His rational mind tells him that it is too easy to criticise and caricature the
dirty and uneducated poor, and that the poor are as they are because of gross
deprivation. Hence his mitigating phrases in Sidney Kirkwood’s later
reflexions. And yet his deepest impulse (as a middle-class, educated man forced
to live in straitened circumstances) is still one of disgust. The poor are a
plague. Where they live is “the nether world” (the phrase is repeated often in
the novel), like one of the lower circles of Dante’s Inferno.
He reaches the
point, adopted by so many middle-class Social Darwinians, of saying that it
would be better if the poor were not born at all.
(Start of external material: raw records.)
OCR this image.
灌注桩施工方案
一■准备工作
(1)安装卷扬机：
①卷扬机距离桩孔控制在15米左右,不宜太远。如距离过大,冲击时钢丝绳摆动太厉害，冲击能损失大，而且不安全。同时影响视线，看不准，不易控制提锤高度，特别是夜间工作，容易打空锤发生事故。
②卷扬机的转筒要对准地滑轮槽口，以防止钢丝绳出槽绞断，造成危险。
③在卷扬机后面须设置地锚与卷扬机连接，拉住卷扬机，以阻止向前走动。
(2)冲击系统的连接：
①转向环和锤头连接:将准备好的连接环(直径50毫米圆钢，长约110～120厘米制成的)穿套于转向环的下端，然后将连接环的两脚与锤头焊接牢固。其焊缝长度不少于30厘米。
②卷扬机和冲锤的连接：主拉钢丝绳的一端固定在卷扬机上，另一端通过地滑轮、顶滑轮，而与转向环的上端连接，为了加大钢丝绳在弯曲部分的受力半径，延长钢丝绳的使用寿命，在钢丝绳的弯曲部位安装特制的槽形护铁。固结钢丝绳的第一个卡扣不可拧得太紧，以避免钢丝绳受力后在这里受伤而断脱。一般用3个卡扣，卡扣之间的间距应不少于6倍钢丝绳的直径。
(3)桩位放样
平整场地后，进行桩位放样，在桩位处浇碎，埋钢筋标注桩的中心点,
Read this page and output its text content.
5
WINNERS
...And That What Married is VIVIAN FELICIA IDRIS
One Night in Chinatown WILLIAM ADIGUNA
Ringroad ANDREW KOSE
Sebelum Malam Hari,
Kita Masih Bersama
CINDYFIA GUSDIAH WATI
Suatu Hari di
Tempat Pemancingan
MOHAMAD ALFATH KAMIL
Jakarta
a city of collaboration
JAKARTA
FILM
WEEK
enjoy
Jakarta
Of John Hewett’s wife, he
remarks sarcastically: “I suppose she
must not be blamed for bringing children into the world when those already born
to her were but half-clothed, half-fed; she increased the sum total of the
world’s misery in obedience to the laws of the Book of Genesis.” (Chapter
6). Much later, when Bob Hewett is told his infant child has died, he says “Thank goodness for that, anyway!”
(Chapter 34); a sentiment which Gissing seems to share.
In much of this
novel, then, we have that odd mixture of sympathy for the urban poor mixed with
fierce contempt, which I often find in EmileZola and certainly find in Jack London’s London-slum expose The People of the Abyss. (Arthur
Morrison’s A Child of the Jago is as
brutal as a London slum novel can be, but shows more real human sympathy.)
Snarky
and superior footnote: In the introduction to the
old Everyman’s edition of this novel, the distinguished critic Walter Allen
erroneously refers to the character Sidney Kirkwood as “Sidney Kirkland”, and
the blurb of the edition proceeds to do the same thing. I am surprised at the
failure of an Everyman’s copy-editor.